Quotes are funny things. Certainly Jerome's opinion is a bit harsh but from my understanding, which is of course Catholic, Jerome is simply pointing out the fact that the primary reason for intercourse is procreation. That is why we have no need of it in heaven or at the Eschaton.

Being both material and spiritual beings, gift of intercourse is doubly pro-creative and unitive. In this basic act we are not only able to participate with God's will with concern to the blessing of new life but the bond between male and female becomes strengthened thus giving us an image of the unity of the Most Holy Trinity and of course that most famous of Paul's imagery of God and His spouse, Israel/the Church. (May I suggest reading JPII's Theology of the Body on this matter in addition to Paul VI Humanae Vitae)

Now, how does this all fit into the Church's approval of NFP (w/o the contraceptive mentality of course)? Simply put, not every act of intercourse will produce a child. What makes proper use of NFP legit and unobtrusive to the unity of a marriage (actually many studies show that couples who use NFP have a divorce rate of about 1 percent) is the fact that the couple are a) open to life and b) are so in tune with each other (can't do NFP w/o both parties working at it) that it becomes difficult to avoid the building of marital unity and the grace that God bestows when we cooperate with Him.

Godismyjudge said...

"NFP (w/o the contraceptive mentality of course)?"

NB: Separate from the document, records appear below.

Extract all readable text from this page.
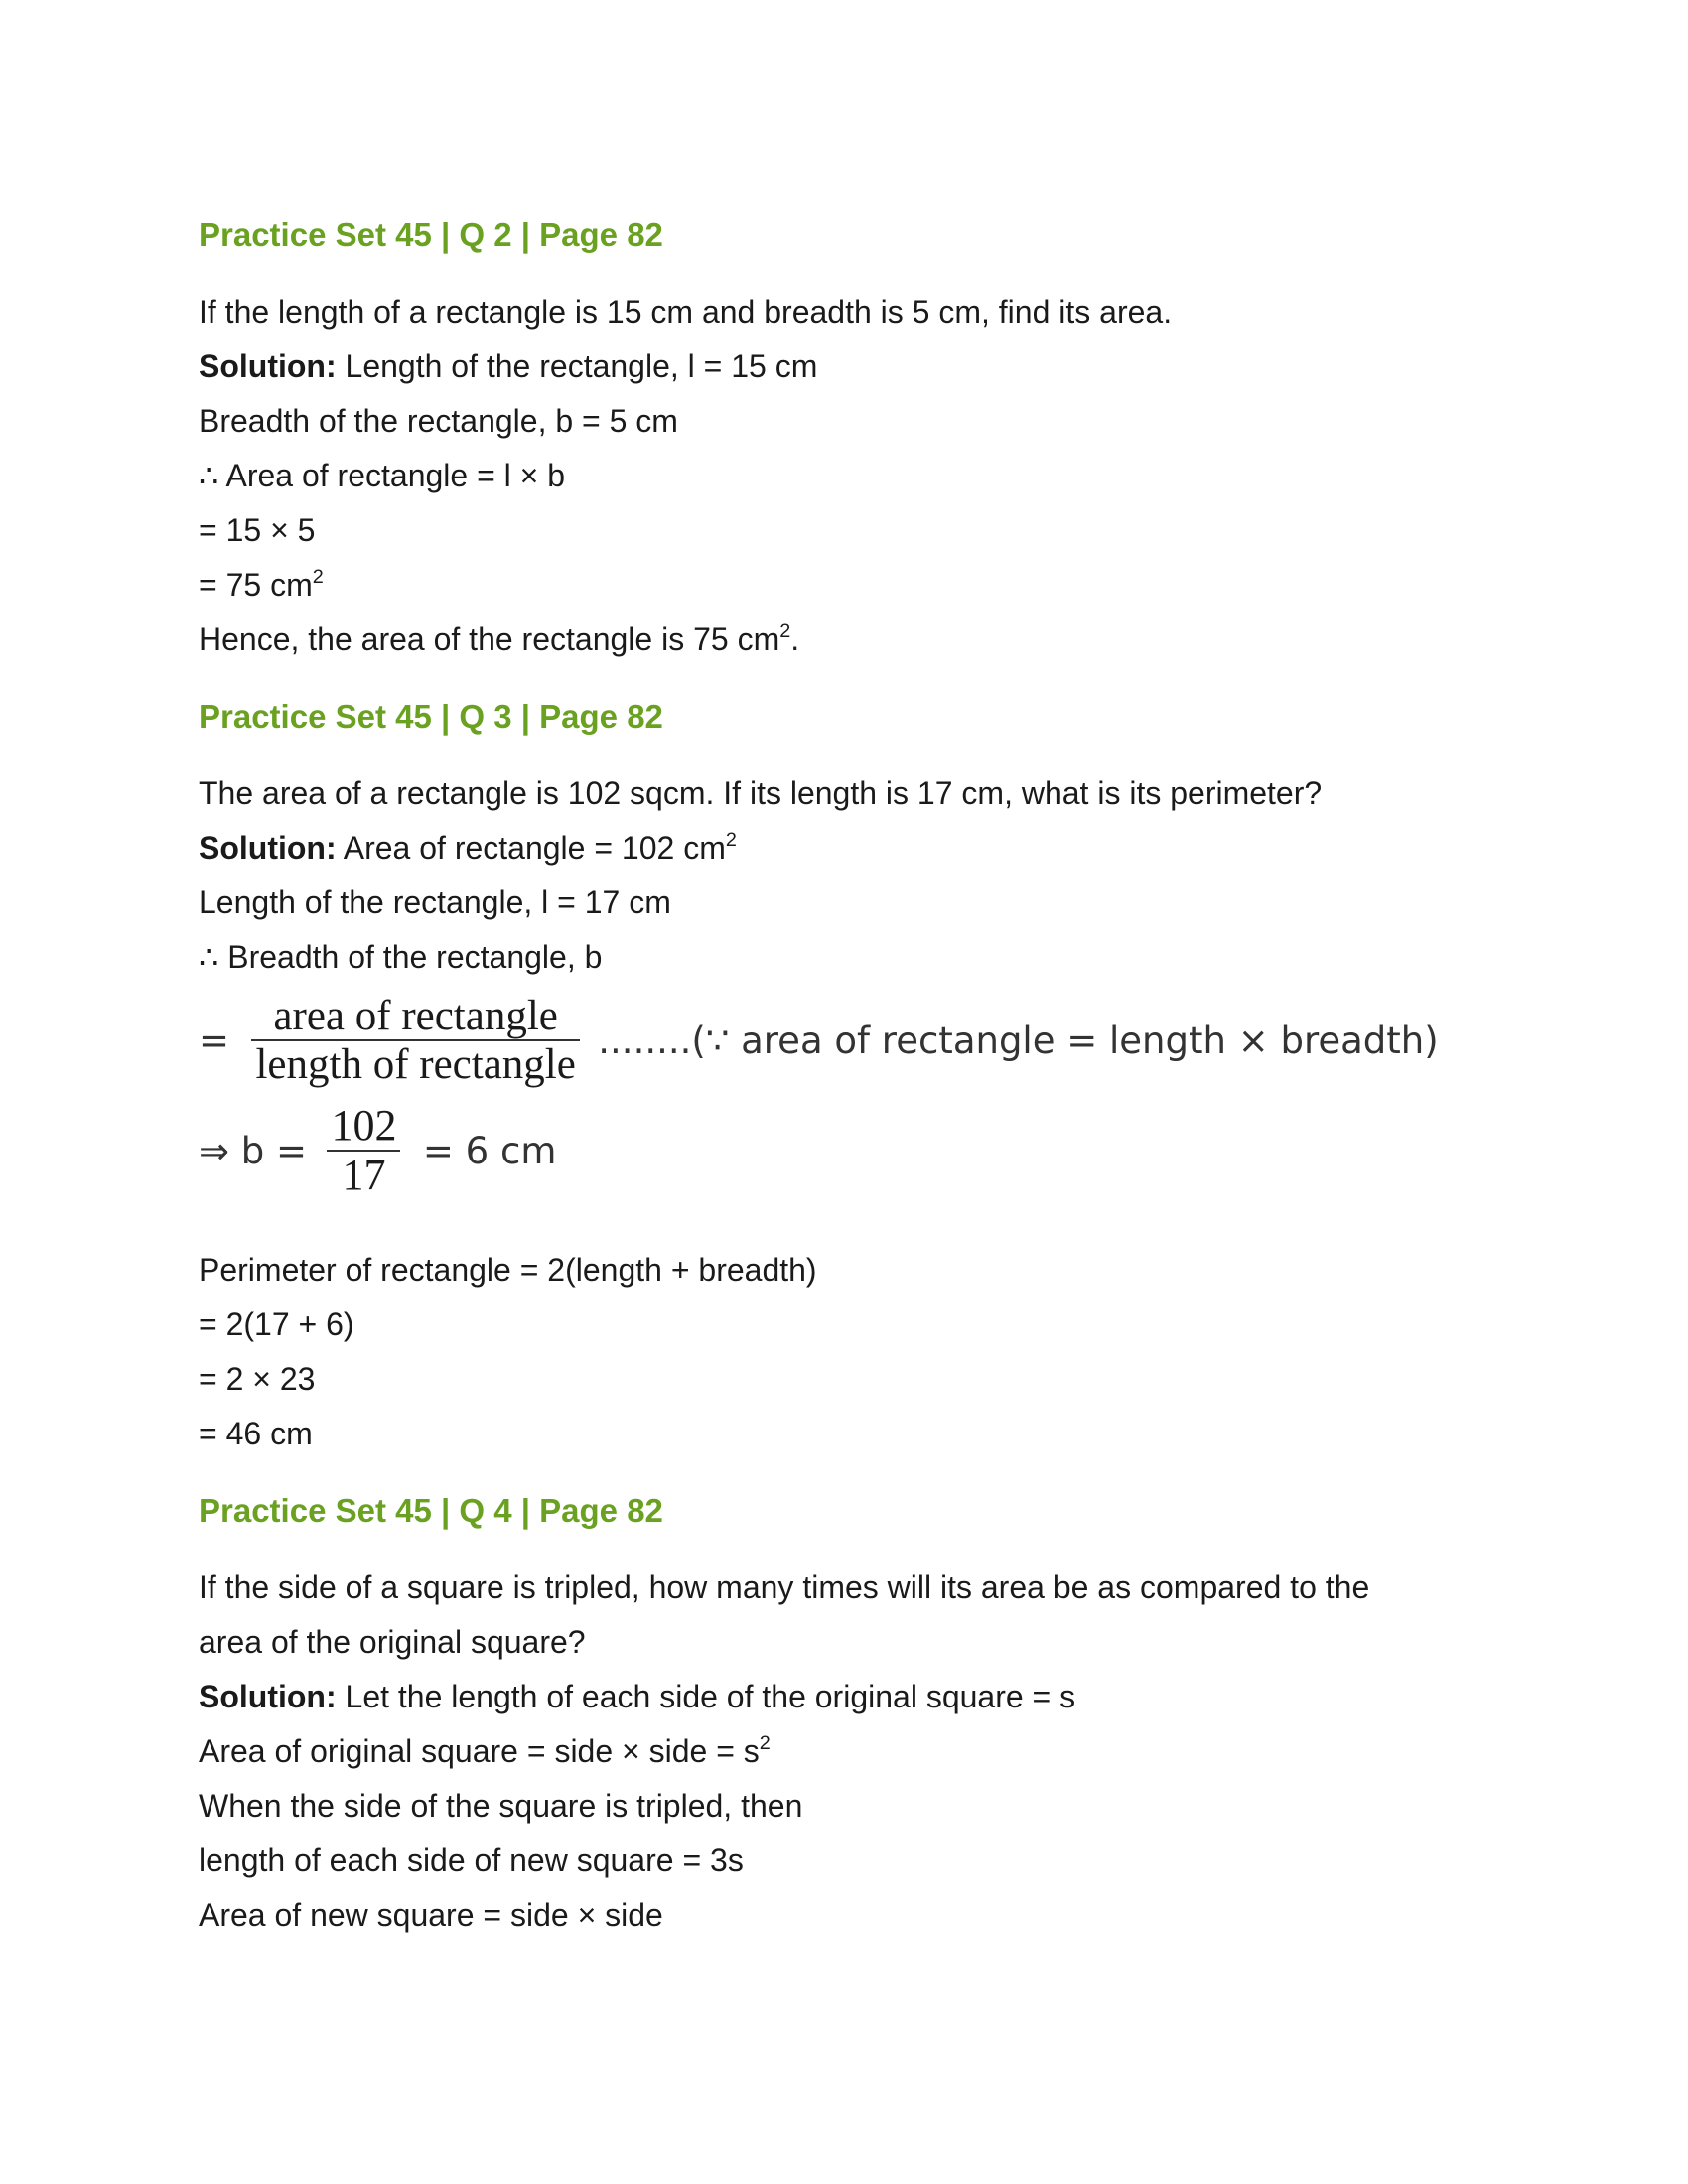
Practice Set 45 | Q 2 | Page 82
If the length of a rectangle is 15 cm and breadth is 5 cm, find its area.
Solution: Length of the rectangle, l = 15 cm
Breadth of the rectangle, b = 5 cm
∴ Area of rectangle = l × b
= 15 × 5
= 75 $cm^2$
Hence, the area of the rectangle is 75 $cm^2$.
Practice Set 45 | Q 3 | Page 82
The area of a rectangle is 102 sqcm. If its length is 17 cm, what is its perimeter?
Solution: Area of rectangle = 102 $cm^2$
Length of the rectangle, l = 17 cm
∴ Breadth of the rectangle, b
= $\frac{\text{area of rectangle}}{\text{length of rectangle}}$ ........(∵ area of rectangle = length × breadth)
⇒ $b = \frac{102}{17} = 6$ cm
Perimeter of rectangle = 2(length + breadth)
= 2(17 + 6)
= 2 × 23
= 46 cm
Practice Set 45 | Q 4 | Page 82
If the side of a square is tripled, how many times will its area be as compared to the
area of the original square?
Solution: Let the length of each side of the original square = s
Area of original square = side × side = $s^2$
When the side of the square is tripled, then
length of each side of new square = 3s
Area of new square = side × side
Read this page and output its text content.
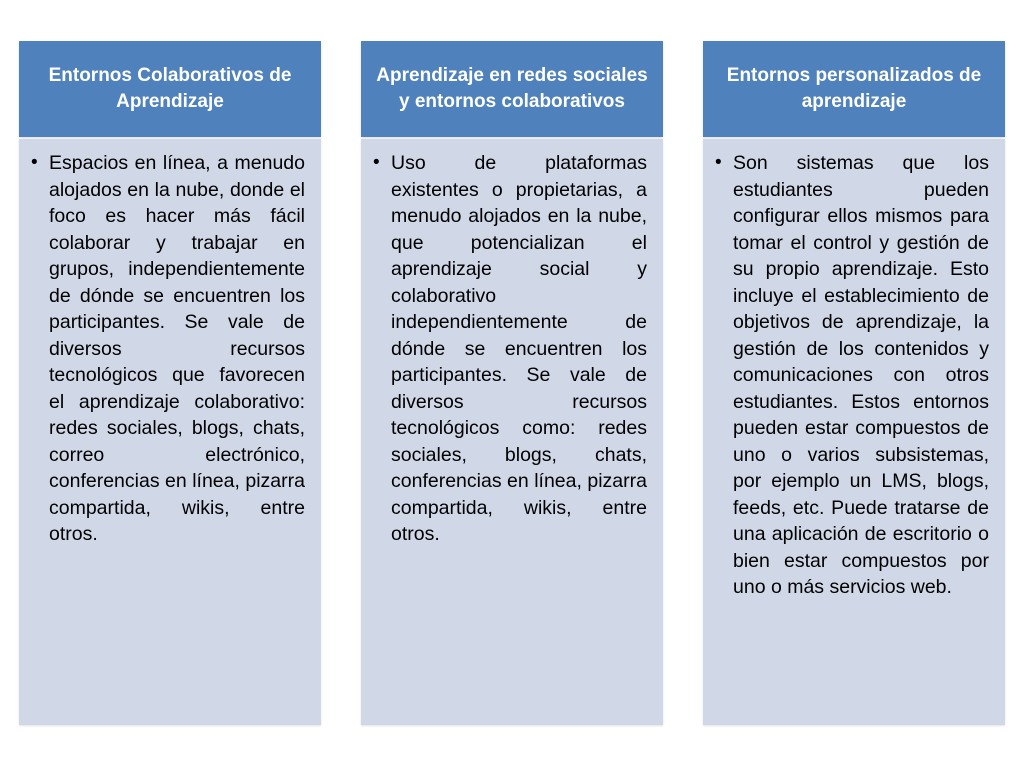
Entornos Colaborativos de Aprendizaje
• Espacios en línea, a menudo alojados en la nube, donde el foco es hacer más fácil colaborar y trabajar en grupos, independientemente de dónde se encuentren los participantes. Se vale de diversos recursos tecnológicos que favorecen el aprendizaje colaborativo: redes sociales, blogs, chats, correo electrónico, conferencias en línea, pizarra compartida, wikis, entre otros.
Aprendizaje en redes sociales y entornos colaborativos
• Uso de plataformas existentes o propietarias, a menudo alojados en la nube, que potencializan el aprendizaje social y colaborativo independientemente de dónde se encuentren los participantes. Se vale de diversos recursos tecnológicos como: redes sociales, blogs, chats, conferencias en línea, pizarra compartida, wikis, entre otros.
Entornos personalizados de aprendizaje
• Son sistemas que los estudiantes pueden configurar ellos mismos para tomar el control y gestión de su propio aprendizaje. Esto incluye el establecimiento de objetivos de aprendizaje, la gestión de los contenidos y comunicaciones con otros estudiantes. Estos entornos pueden estar compuestos de uno o varios subsistemas, por ejemplo un LMS, blogs, feeds, etc. Puede tratarse de una aplicación de escritorio o bien estar compuestos por uno o más servicios web.
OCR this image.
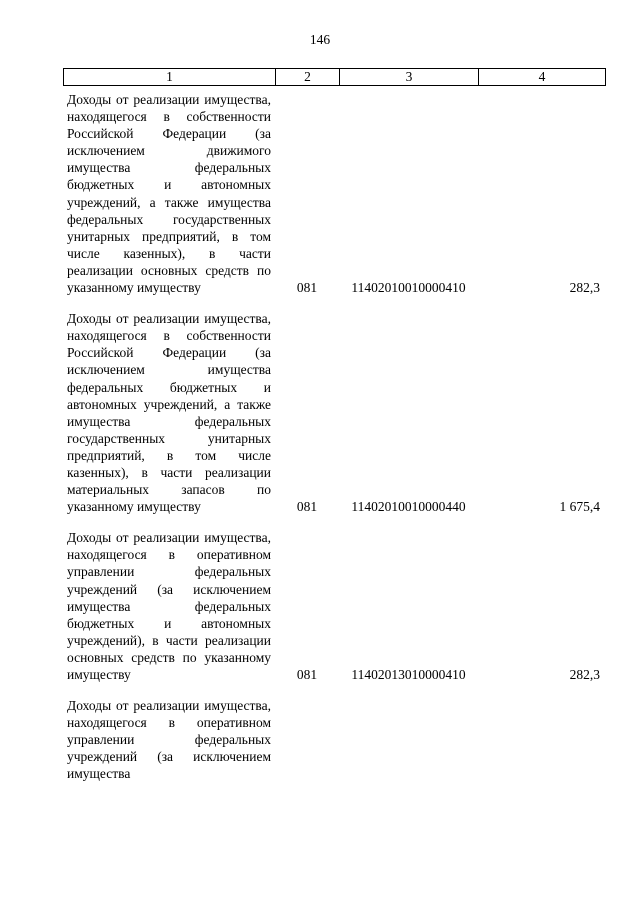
146
1	2	3	4
Доходы от реализации имущества, находящегося в собственности Российской Федерации (за исключением движимого имущества федеральных бюджетных и автономных учреждений, а также имущества федеральных государственных унитарных предприятий, в том числе казенных), в части реализации основных средств по указанному имуществу	081	11402010010000410	282,3
Доходы от реализации имущества, находящегося в собственности Российской Федерации (за исключением имущества федеральных бюджетных и автономных учреждений, а также имущества федеральных государственных унитарных предприятий, в том числе казенных), в части реализации материальных запасов по указанному имуществу	081	11402010010000440	1 675,4
Доходы от реализации имущества, находящегося в оперативном управлении федеральных учреждений (за исключением имущества федеральных бюджетных и автономных учреждений), в части реализации основных средств по указанному имуществу	081	11402013010000410	282,3
Доходы от реализации имущества, находящегося в оперативном управлении федеральных учреждений (за исключением имущества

Isn't the point of NFP to prevent pregnancy?

God be with you,
Dan

@GodnChzburgers said...

In a blunt sense yes. But with all things theological precision is key. The Church teaches that all contraception is sin.

Before continuing, I would like to qualify my statement and expand upon the Church's teaching that there may be extenuating circumstances where a woman must take birth control pills or either party may become surgically sterilized, etc. But these are few and far between and the intent behind these procedures or use of medicines was never to prevent conception.

That said, NFP is the only approved method by which the Faithful can "space" their pregnancies while remaining open to life. This is because whenever the conjugal act takes place both husband and wife give themselves "completely" to the other. If a couple chooses to use NFP for purely contraceptive purposes then their commit sin because there is never a willingness to accept life so to speak.

Think of premarital sex or oral sex - or any sex outside of marriage. We know that a sterile married couple can continue to enjoy the unitive aspects of the act because they cannot control the fact that life does not spring from their love yet that does not mean it is okay to sleep with someone other than their spouse, etc. Both using NFP in a contraceptive (contra-conception) manner and fornication are perversions God's gifts to mankind.